When you find a prompt that works well, save it and treat it as valuable as your API keys. This prompt is what separates you from the competition. LangChain and other tools provide excellent APIs to do this. In this era of LLMs, this prompt is like an in-house trained model from the “old days”.
The MLOps aspect is that these prompts need to be versioned, and we need to have tests for the integrity of the prompt results.
Vector Databases
If you need to process a large amount of data, and your users might ask multiple questions about that data, you need to use a vector database. The deployment pattern for this is that you create an embedding over the data, and then instead of querying the API, you can query the embedding to get good answers. Vector databases can be used to store and query embeddings quickly. There are many vector databases. Chroma is one that integrates well with LangChain. By not querying the LLM API, you reduce your costs and decrease latency.
Chains, Agents, Watchers
Using really long chains and complex agents is not something I would advise, as they don’t work reliably enough at this point to deploy to production. One way to address errors and malicious outputs is to use a watcher language model to watch the output of another language model.

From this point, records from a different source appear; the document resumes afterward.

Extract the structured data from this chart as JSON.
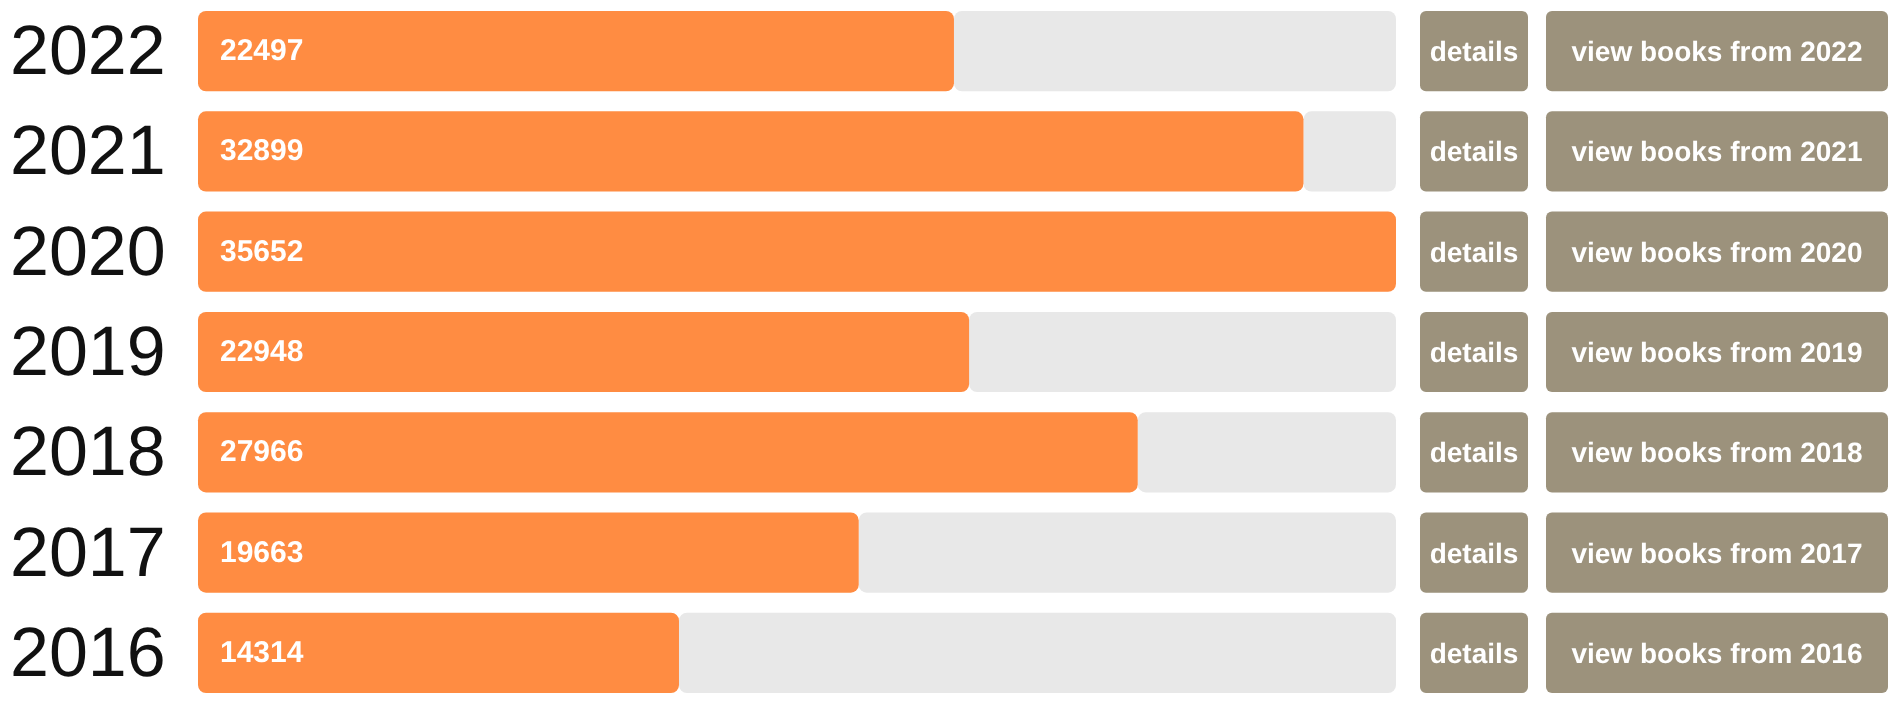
{
  "chart_data": {
    "type": "bar",
    "orientation": "horizontal",
    "categories": [
      "2022",
      "2021",
      "2020",
      "2019",
      "2018",
      "2017",
      "2016"
    ],
    "values": [
      22497,
      32899,
      35652,
      22948,
      27966,
      19663,
      14314
    ],
    "color": "#ff8c42",
    "data_labels": true,
    "annotations": [
      "details",
      "view books from 2022",
      "details",
      "view books from 2021",
      "details",
      "view books from 2020",
      "details",
      "view books from 2019",
      "details",
      "view books from 2018",
      "details",
      "view books from 2017",
      "details",
      "view books from 2016"
    ]
  }
}
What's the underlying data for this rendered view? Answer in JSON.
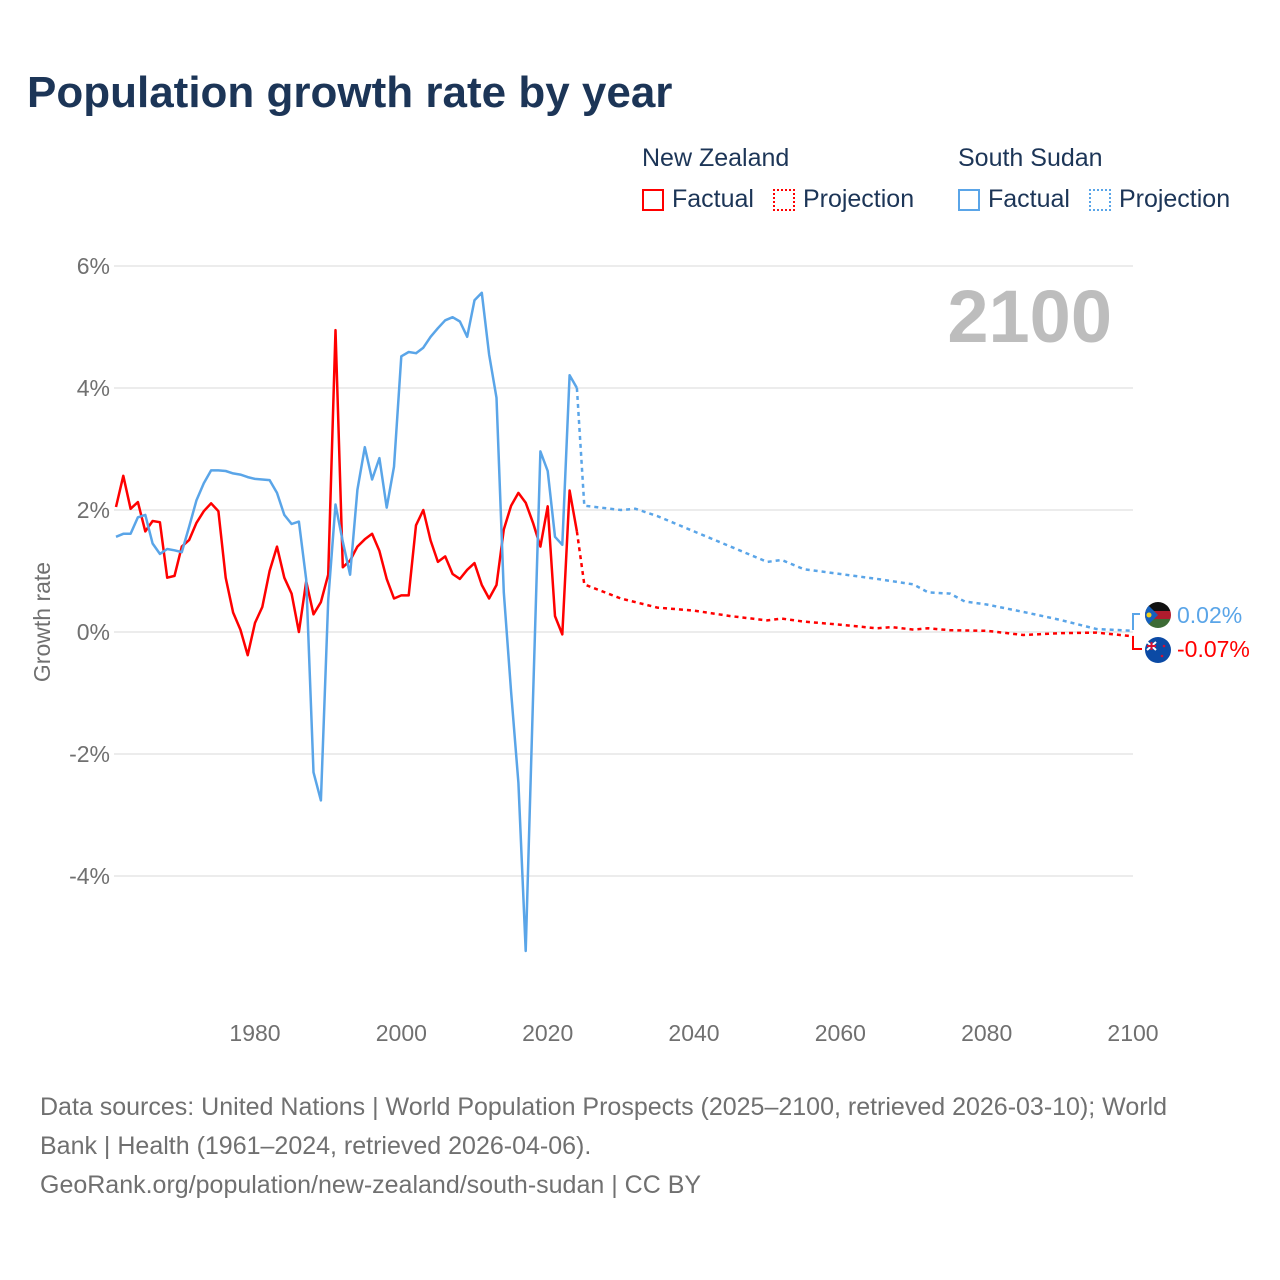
{
  "title": "Population growth rate by year",
  "year_label": "2100",
  "legend": [
    {
      "name": "New Zealand",
      "factual": "Factual",
      "projection": "Projection",
      "color": "#ff0000"
    },
    {
      "name": "South Sudan",
      "factual": "Factual",
      "projection": "Projection",
      "color": "#5aa5e8"
    }
  ],
  "end_labels": {
    "south_sudan": "0.02%",
    "new_zealand": "-0.07%"
  },
  "footer": {
    "sources": "Data sources: United Nations | World Population Prospects (2025–2100, retrieved 2026-03-10); World Bank | Health (1961–2024, retrieved 2026-04-06).",
    "credit": "GeoRank.org/population/new-zealand/south-sudan | CC BY"
  },
  "chart_data": {
    "type": "line",
    "title": "Population growth rate by year",
    "xlabel": "",
    "ylabel": "Growth rate",
    "xlim": [
      1961,
      2100
    ],
    "ylim": [
      -6,
      6
    ],
    "x_ticks": [
      1980,
      2000,
      2020,
      2040,
      2060,
      2080,
      2100
    ],
    "x_tick_labels": [
      "1980",
      "2000",
      "2020",
      "2040",
      "2060",
      "2080",
      "2100"
    ],
    "y_ticks": [
      6,
      4,
      2,
      0,
      -2,
      -4
    ],
    "y_tick_labels": [
      "6%",
      "4%",
      "2%",
      "0%",
      "-2%",
      "-4%"
    ],
    "grid": true,
    "series": [
      {
        "name": "New Zealand Factual",
        "color": "#ff0000",
        "style": "solid",
        "x": [
          1961,
          1962,
          1963,
          1964,
          1965,
          1966,
          1967,
          1968,
          1969,
          1970,
          1971,
          1972,
          1973,
          1974,
          1975,
          1976,
          1977,
          1978,
          1979,
          1980,
          1981,
          1982,
          1983,
          1984,
          1985,
          1986,
          1987,
          1988,
          1989,
          1990,
          1991,
          1992,
          1993,
          1994,
          1995,
          1996,
          1997,
          1998,
          1999,
          2000,
          2001,
          2002,
          2003,
          2004,
          2005,
          2006,
          2007,
          2008,
          2009,
          2010,
          2011,
          2012,
          2013,
          2014,
          2015,
          2016,
          2017,
          2018,
          2019,
          2020,
          2021,
          2022,
          2023,
          2024
        ],
        "y": [
          2.05,
          2.56,
          2.02,
          2.13,
          1.65,
          1.82,
          1.8,
          0.89,
          0.92,
          1.4,
          1.51,
          1.79,
          1.98,
          2.11,
          1.98,
          0.89,
          0.32,
          0.04,
          -0.38,
          0.15,
          0.41,
          1.0,
          1.4,
          0.89,
          0.63,
          0.0,
          0.83,
          0.29,
          0.49,
          0.94,
          4.95,
          1.06,
          1.17,
          1.4,
          1.52,
          1.61,
          1.33,
          0.87,
          0.55,
          0.6,
          0.6,
          1.75,
          2.0,
          1.5,
          1.15,
          1.24,
          0.95,
          0.87,
          1.02,
          1.13,
          0.77,
          0.55,
          0.77,
          1.68,
          2.07,
          2.28,
          2.12,
          1.79,
          1.4,
          2.06,
          0.26,
          -0.04,
          2.32,
          1.65
        ]
      },
      {
        "name": "New Zealand Projection",
        "color": "#ff0000",
        "style": "dotted",
        "x": [
          2024,
          2025,
          2030,
          2035,
          2040,
          2045,
          2050,
          2052,
          2055,
          2060,
          2065,
          2067,
          2070,
          2072,
          2075,
          2080,
          2085,
          2090,
          2095,
          2100
        ],
        "y": [
          1.65,
          0.78,
          0.55,
          0.4,
          0.35,
          0.26,
          0.19,
          0.22,
          0.17,
          0.12,
          0.06,
          0.08,
          0.04,
          0.06,
          0.03,
          0.02,
          -0.05,
          -0.02,
          -0.01,
          -0.07
        ]
      },
      {
        "name": "South Sudan Factual",
        "color": "#5aa5e8",
        "style": "solid",
        "x": [
          1961,
          1962,
          1963,
          1964,
          1965,
          1966,
          1967,
          1968,
          1969,
          1970,
          1971,
          1972,
          1973,
          1974,
          1975,
          1976,
          1977,
          1978,
          1979,
          1980,
          1981,
          1982,
          1983,
          1984,
          1985,
          1986,
          1987,
          1988,
          1989,
          1990,
          1991,
          1992,
          1993,
          1994,
          1995,
          1996,
          1997,
          1998,
          1999,
          2000,
          2001,
          2002,
          2003,
          2004,
          2005,
          2006,
          2007,
          2008,
          2009,
          2010,
          2011,
          2012,
          2013,
          2014,
          2015,
          2016,
          2017,
          2018,
          2019,
          2020,
          2021,
          2022,
          2023,
          2024
        ],
        "y": [
          1.56,
          1.61,
          1.61,
          1.88,
          1.92,
          1.45,
          1.28,
          1.36,
          1.34,
          1.31,
          1.73,
          2.16,
          2.44,
          2.65,
          2.65,
          2.64,
          2.6,
          2.58,
          2.54,
          2.51,
          2.5,
          2.49,
          2.28,
          1.92,
          1.77,
          1.81,
          0.86,
          -2.3,
          -2.76,
          0.52,
          2.09,
          1.48,
          0.94,
          2.33,
          3.03,
          2.5,
          2.85,
          2.04,
          2.71,
          4.52,
          4.59,
          4.57,
          4.66,
          4.84,
          4.98,
          5.11,
          5.16,
          5.09,
          4.84,
          5.44,
          5.56,
          4.55,
          3.84,
          0.65,
          -0.98,
          -2.47,
          -5.23,
          -1.1,
          2.96,
          2.64,
          1.56,
          1.43,
          4.21,
          4.0
        ]
      },
      {
        "name": "South Sudan Projection",
        "color": "#5aa5e8",
        "style": "dotted",
        "x": [
          2024,
          2025,
          2030,
          2032,
          2035,
          2040,
          2045,
          2050,
          2052,
          2055,
          2060,
          2065,
          2070,
          2072,
          2075,
          2077,
          2080,
          2085,
          2090,
          2095,
          2100
        ],
        "y": [
          4.0,
          2.07,
          2.0,
          2.02,
          1.9,
          1.65,
          1.4,
          1.15,
          1.18,
          1.03,
          0.95,
          0.87,
          0.78,
          0.65,
          0.63,
          0.5,
          0.45,
          0.33,
          0.2,
          0.05,
          0.02
        ]
      }
    ]
  }
}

Your watcher language model can also fix and parse responses from the first language model. However, be aware of the increasing costs of this setup. Also, who watches the watcher?
While searching for best practices, I didn’t find much out there. Many of the current best practices released by OpenAI, AI21Labs and others are from last year (they may as well be from the previous decade at the pace this field is moving in, lol) and don’t talk much about production architectures or design patterns for deployment. I hope the community comes up with more of these soon.